Infants need lots of tummy time while they are awake. Tummy time helps promote muscle and motor development. Infants who stay on their backs all the time (even when awake) can develop flat areas on the backs of their heads. Tummy time helps prevent this.
All infants should have their own beds. When they sleep in their own cribs, they get more sleep. Infants should not sleep with adults or older children. Larger persons could roll over and injure or suffocate infants.
Make sure infants' cribs are safe. Follow these guidelines:
- Check for openings that could trap infants' heads. There should be no more than 2 3/8 inches between crib railings.
- Cribs should have solid headboards and footboards; cut-out openings could trap infants' heads.
- Corner posts must not protrude more than 1/16 inch above the headboard or footboard.
- check hardware regularly; be sure it is secure and tightened. Be sure it is secure and tightened. Be sure there are no screws or bolts sticking out or any protrusions that could catch clothing/
- Watch for peeling paint, splinters, or rough edges.

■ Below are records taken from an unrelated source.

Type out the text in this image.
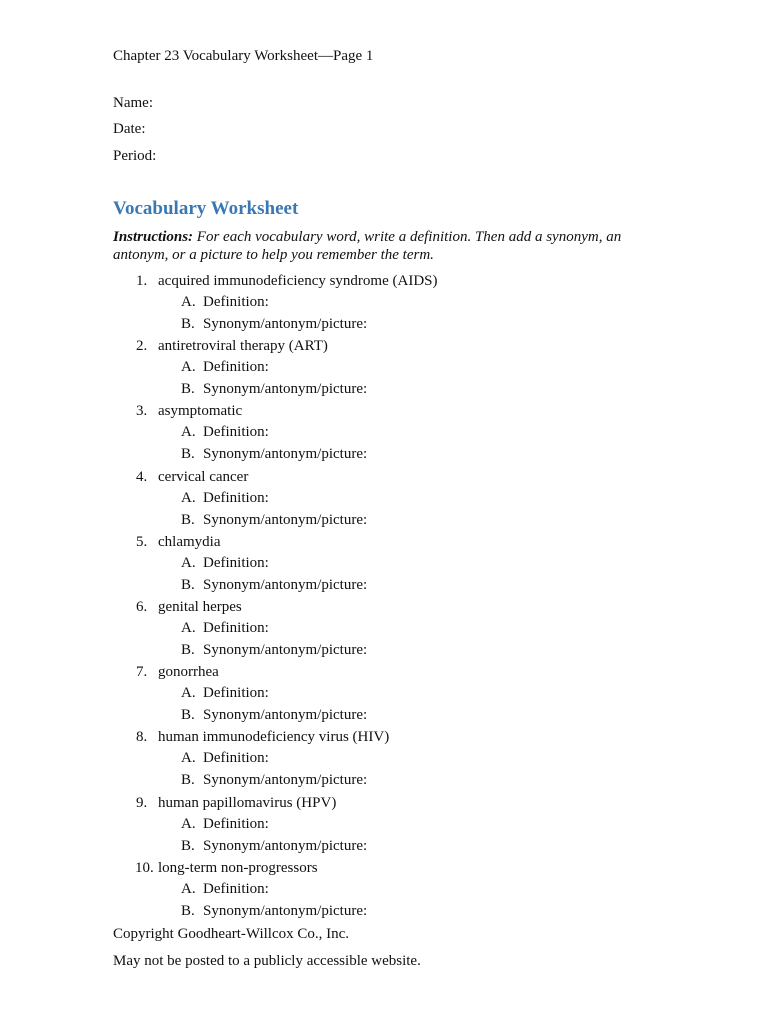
Chapter 23 Vocabulary Worksheet—Page 1
Name:
Date:
Period:
Vocabulary Worksheet
Instructions: For each vocabulary word, write a definition. Then add a synonym, an antonym, or a picture to help you remember the term.
1. acquired immunodeficiency syndrome (AIDS)
A. Definition:
B. Synonym/antonym/picture:
2. antiretroviral therapy (ART)
A. Definition:
B. Synonym/antonym/picture:
3. asymptomatic
A. Definition:
B. Synonym/antonym/picture:
4. cervical cancer
A. Definition:
B. Synonym/antonym/picture:
5. chlamydia
A. Definition:
B. Synonym/antonym/picture:
6. genital herpes
A. Definition:
B. Synonym/antonym/picture:
7. gonorrhea
A. Definition:
B. Synonym/antonym/picture:
8. human immunodeficiency virus (HIV)
A. Definition:
B. Synonym/antonym/picture:
9. human papillomavirus (HPV)
A. Definition:
B. Synonym/antonym/picture:
10. long-term non-progressors
A. Definition:
B. Synonym/antonym/picture:
Copyright Goodheart-Willcox Co., Inc.
May not be posted to a publicly accessible website.
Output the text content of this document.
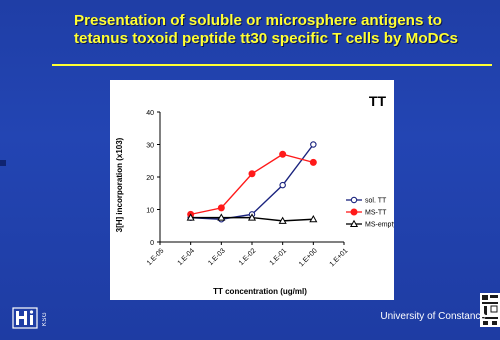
Presentation of soluble or microsphere antigens to
tetanus toxoid peptide tt30 specific T cells by MoDCs
0
10
20
30
40
1.E-05 1.E-04 1.E-03 1.E-02 1.E-01 1.E+00 1.E+01
TT
TT concentration (ug/ml)
3[H] incorporation (x103)	sol. TT
MS-TT
MS-empty
KSG	University of Constance
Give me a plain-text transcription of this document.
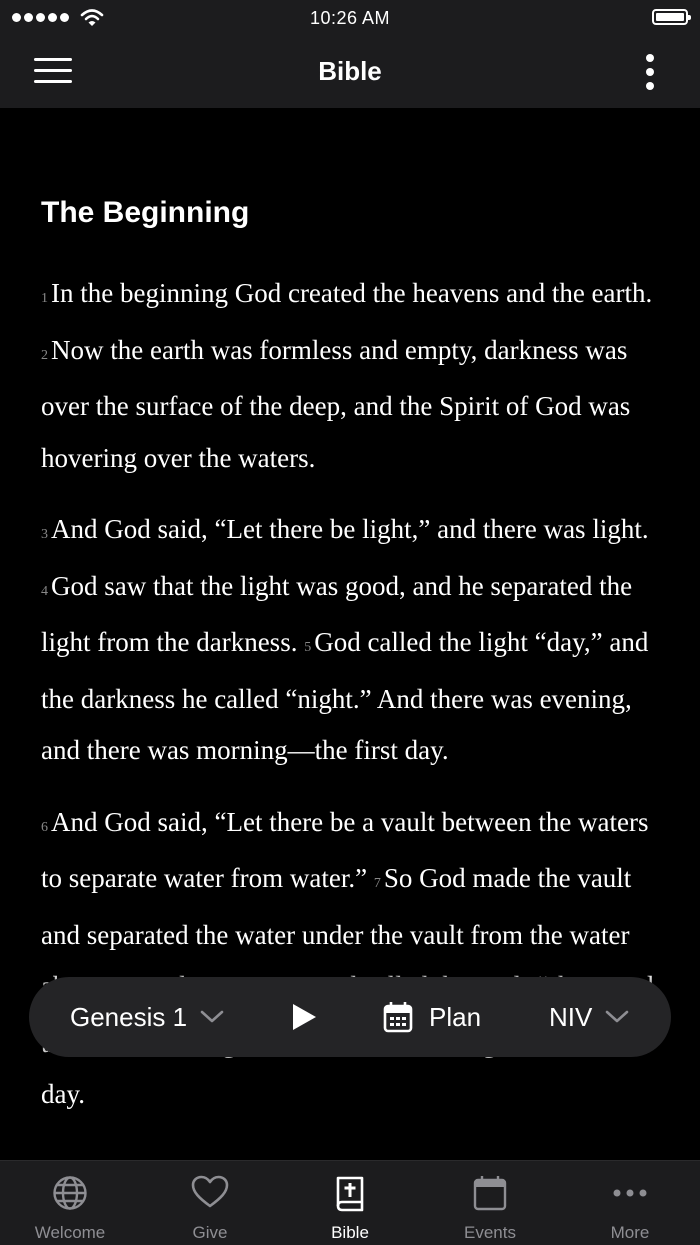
10:26 AM
Bible
The Beginning

1 In the beginning God created the heavens and the earth. 2 Now the earth was formless and empty, darkness was over the surface of the deep, and the Spirit of God was hovering over the waters.

3 And God said, “Let there be light,” and there was light. 4 God saw that the light was good, and he separated the light from the darkness. 5 God called the light “day,” and the darkness he called “night.” And there was evening, and there was morning—the first day.

6 And God said, “Let there be a vault between the waters to separate water from water.” 7 So God made the vault and separated the water under the vault from the water day.

Genesis 1	Plan	NIV
Welcome	Give	Bible	Events	More
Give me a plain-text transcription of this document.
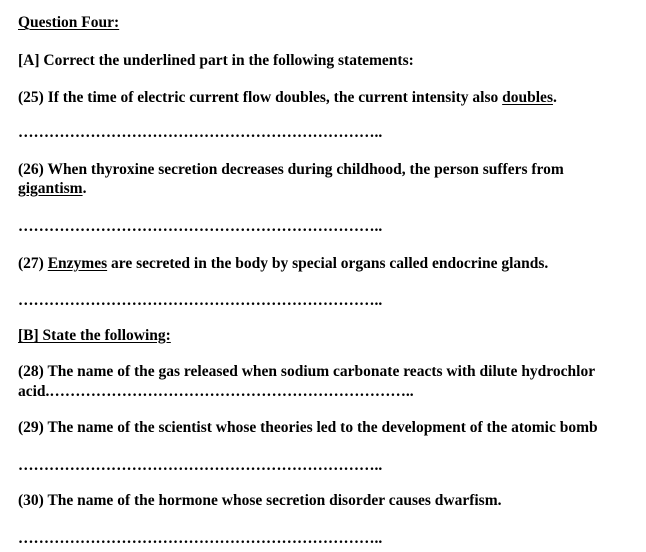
Question Four:
[A] Correct the underlined part in the following statements:
(25) If the time of electric current flow doubles, the current intensity also doubles.
……………………………………………………………..
(26) When thyroxine secretion decreases during childhood, the person suffers from
gigantism.
……………………………………………………………..
(27) Enzymes are secreted in the body by special organs called endocrine glands.
……………………………………………………………..
[B] State the following:
(28) The name of the gas released when sodium carbonate reacts with dilute hydrochlor
acid.……………………………………………………………..
(29) The name of the scientist whose theories led to the development of the atomic bomb
……………………………………………………………..
(30) The name of the hormone whose secretion disorder causes dwarfism.
……………………………………………………………..
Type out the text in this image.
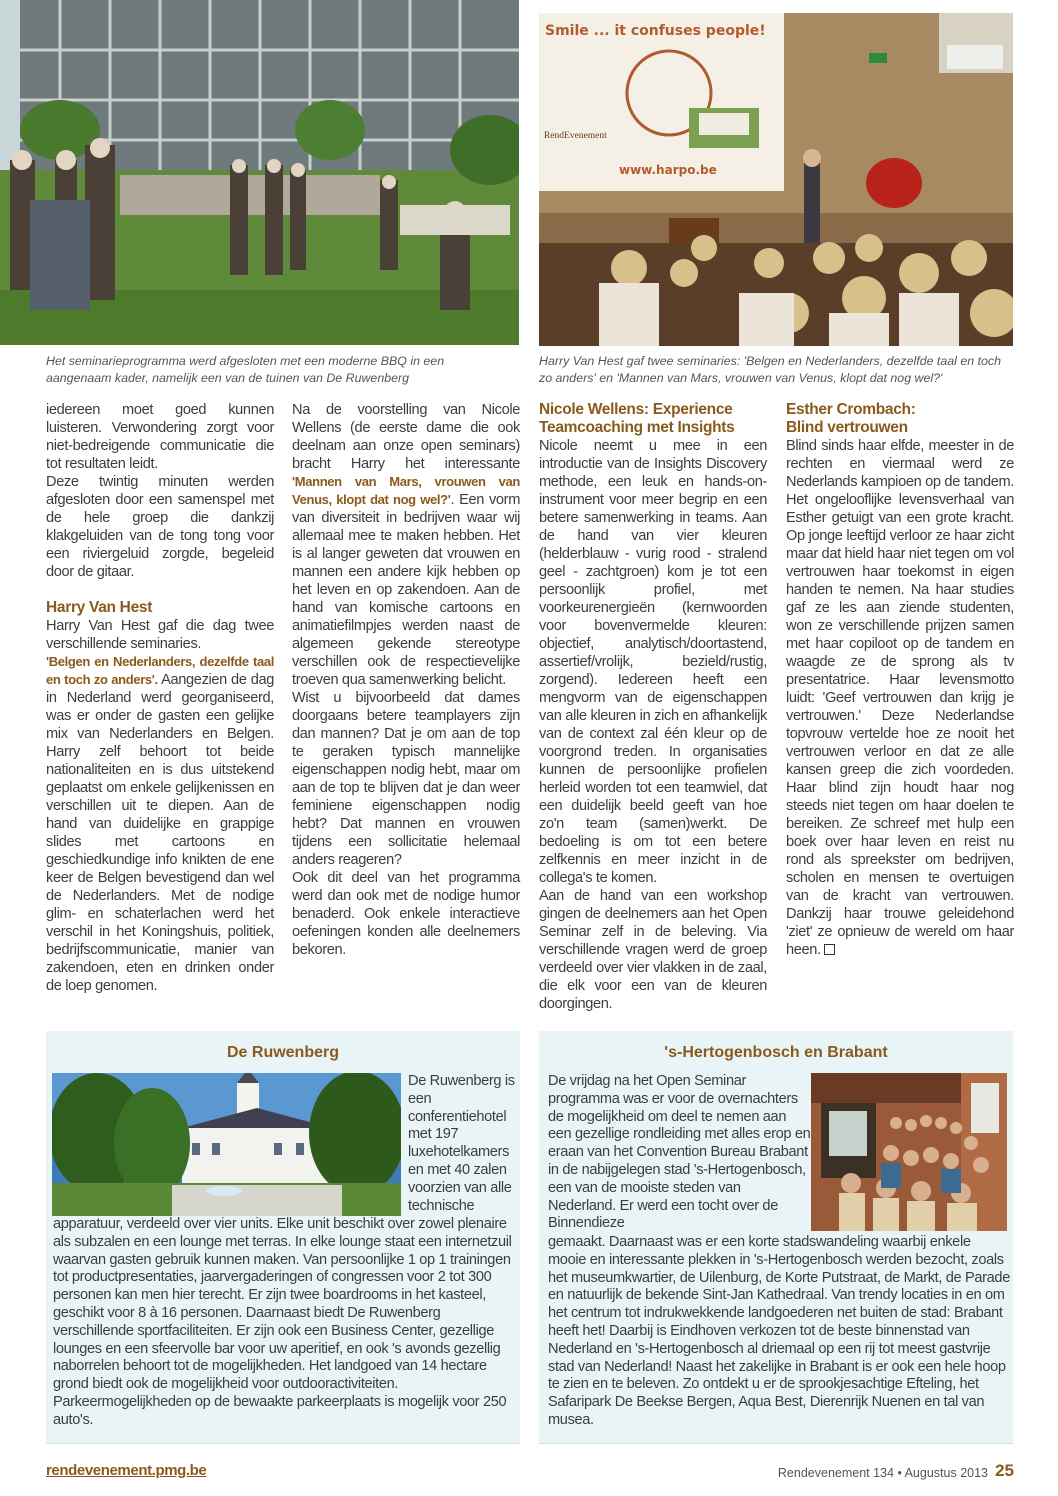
Smile ... it confuses people!
RendEvenement
www.harpo.be
Het seminarieprogramma werd afgesloten met een moderne BBQ in een aangenaam kader, namelijk een van de tuinen van De Ruwenberg
Harry Van Hest gaf twee seminaries: 'Belgen en Nederlanders, dezelfde taal en toch zo anders' en 'Mannen van Mars, vrouwen van Venus, klopt dat nog wel?'

iedereen moet goed kunnen luisteren. Verwondering zorgt voor niet-bedreigende communicatie die tot resultaten leidt.

Deze twintig minuten werden afgesloten door een samenspel met de hele groep die dankzij klakgeluiden van de tong tong voor een riviergeluid zorgde, begeleid door de gitaar.

Harry Van Hest

Harry Van Hest gaf die dag twee verschillende seminaries.

'Belgen en Nederlanders, dezelfde taal en toch zo anders'. Aangezien de dag in Nederland werd georganiseerd, was er onder de gasten een gelijke mix van Nederlanders en Belgen. Harry zelf behoort tot beide nationaliteiten en is dus uitstekend geplaatst om enkele gelijkenissen en verschillen uit te diepen. Aan de hand van duidelijke en grappige slides met cartoons en geschiedkundige info knikten de ene keer de Belgen bevestigend dan wel de Nederlanders. Met de nodige glim- en schaterlachen werd het verschil in het Koningshuis, politiek, bedrijfscommunicatie, manier van zakendoen, eten en drinken onder de loep genomen.

Na de voorstelling van Nicole Wellens (de eerste dame die ook deelnam aan onze open seminars) bracht Harry het interessante 'Mannen van Mars, vrouwen van Venus, klopt dat nog wel?'. Een vorm van diversiteit in bedrijven waar wij allemaal mee te maken hebben. Het is al langer geweten dat vrouwen en mannen een andere kijk hebben op het leven en op zakendoen. Aan de hand van komische cartoons en animatiefilmpjes werden naast de algemeen gekende stereotype verschillen ook de respectievelijke troeven qua samenwerking belicht.

Wist u bijvoorbeeld dat dames doorgaans betere teamplayers zijn dan mannen? Dat je om aan de top te geraken typisch mannelijke eigenschappen nodig hebt, maar om aan de top te blijven dat je dan weer feminiene eigenschappen nodig hebt? Dat mannen en vrouwen tijdens een sollicitatie helemaal anders reageren?

Ook dit deel van het programma werd dan ook met de nodige humor benaderd. Ook enkele interactieve oefeningen konden alle deelnemers bekoren.

Nicole Wellens: Experience
Teamcoaching met Insights

Nicole neemt u mee in een introductie van de Insights Discovery methode, een leuk en hands-on-instrument voor meer begrip en een betere samenwerking in teams. Aan de hand van vier kleuren (helderblauw - vurig rood - stralend geel - zachtgroen) kom je tot een persoonlijk profiel, met voorkeurenergieën (kernwoorden voor bovenvermelde kleuren: objectief, analytisch/doortastend, assertief/vrolijk, bezield/rustig, zorgend). Iedereen heeft een mengvorm van de eigenschappen van alle kleuren in zich en afhankelijk van de context zal één kleur op de voorgrond treden. In organisaties kunnen de persoonlijke profielen herleid worden tot een teamwiel, dat een duidelijk beeld geeft van hoe zo'n team (samen)werkt. De bedoeling is om tot een betere zelfkennis en meer inzicht in de collega's te komen.

Aan de hand van een workshop gingen de deelnemers aan het Open Seminar zelf in de beleving. Via verschillende vragen werd de groep verdeeld over vier vlakken in de zaal, die elk voor een van de kleuren doorgingen.

Esther Crombach:
Blind vertrouwen

Blind sinds haar elfde, meester in de rechten en viermaal werd ze Nederlands kampioen op de tandem. Het ongelooflijke levensverhaal van Esther getuigt van een grote kracht. Op jonge leeftijd verloor ze haar zicht maar dat hield haar niet tegen om vol vertrouwen haar toekomst in eigen handen te nemen. Na haar studies gaf ze les aan ziende studenten, won ze verschillende prijzen samen met haar copiloot op de tandem en waagde ze de sprong als tv presentatrice. Haar levensmotto luidt: 'Geef vertrouwen dan krijg je vertrouwen.' Deze Nederlandse topvrouw vertelde hoe ze nooit het vertrouwen verloor en dat ze alle kansen greep die zich voordeden. Haar blind zijn houdt haar nog steeds niet tegen om haar doelen te bereiken. Ze schreef met hulp een boek over haar leven en reist nu rond als spreekster om bedrijven, scholen en mensen te overtuigen van de kracht van vertrouwen. Dankzij haar trouwe geleidehond 'ziet' ze opnieuw de wereld om haar heen.

De Ruwenberg
De Ruwenberg is een conferentiehotel met 197 luxehotelkamers en met 40 zalen voorzien van alle technische
apparatuur, verdeeld over vier units. Elke unit beschikt over zowel plenaire als subzalen en een lounge met terras. In elke lounge staat een internetzuil waarvan gasten gebruik kunnen maken. Van persoonlijke 1 op 1 trainingen tot productpresentaties, jaarvergaderingen of congressen voor 2 tot 300 personen kan men hier terecht. Er zijn twee boardrooms in het kasteel, geschikt voor 8 à 16 personen. Daarnaast biedt De Ruwenberg verschillende sportfaciliteiten. Er zijn ook een Business Center, gezellige lounges en een sfeervolle bar voor uw aperitief, en ook 's avonds gezellig naborrelen behoort tot de mogelijkheden. Het landgoed van 14 hectare grond biedt ook de mogelijkheid voor outdooractiviteiten. Parkeermogelijkheden op de bewaakte parkeerplaats is mogelijk voor 250 auto's.
's-Hertogenbosch en Brabant
De vrijdag na het Open Seminar programma was er voor de overnachters de mogelijkheid om deel te nemen aan een gezellige rondleiding met alles erop en eraan van het Convention Bureau Brabant in de nabijgelegen stad 's-Hertogenbosch, een van de mooiste steden van Nederland. Er werd een tocht over de Binnendieze
gemaakt. Daarnaast was er een korte stadswandeling waarbij enkele mooie en interessante plekken in 's-Hertogenbosch werden bezocht, zoals het museumkwartier, de Uilenburg, de Korte Putstraat, de Markt, de Parade en natuurlijk de bekende Sint-Jan Kathedraal. Van trendy locaties in en om het centrum tot indrukwekkende landgoederen net buiten de stad: Brabant heeft het! Daarbij is Eindhoven verkozen tot de beste binnenstad van Nederland en 's-Hertogenbosch al driemaal op een rij tot meest gastvrije stad van Nederland! Naast het zakelijke in Brabant is er ook een hele hoop te zien en te beleven. Zo ontdekt u er de sprookjesachtige Efteling, het Safaripark De Beekse Bergen, Aqua Best, Dierenrijk Nuenen en tal van musea.
rendevenement.pmg.be	Rendevenement 134 • Augustus 2013 25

Help avoid suffocation. Use properly fitted crib sheets that do not come loose. Dress infants in footed pajamas. Blankets are prohibited from being in cribs in licensed child care programs. Pillows and/or stuffed toys are also prohibited in the crib. This includes stuff animals on pacifiers.
Never put infants on beanbags, pillows, waterbeds, feather beds, or soft comforters or cushions. They can suffocate infants if their noses become blocked.
Children can strangle on loose cords and strings.
- Never tie necklaces or pacifiers around children's necks.
- Window blind cords should be out of children's reach.
- Remove drawstrings from children's clothing. Drawstrings can catch on play equipment, fences, or other objects and cause strangulation.
Never leave plastic bags where children can reach them.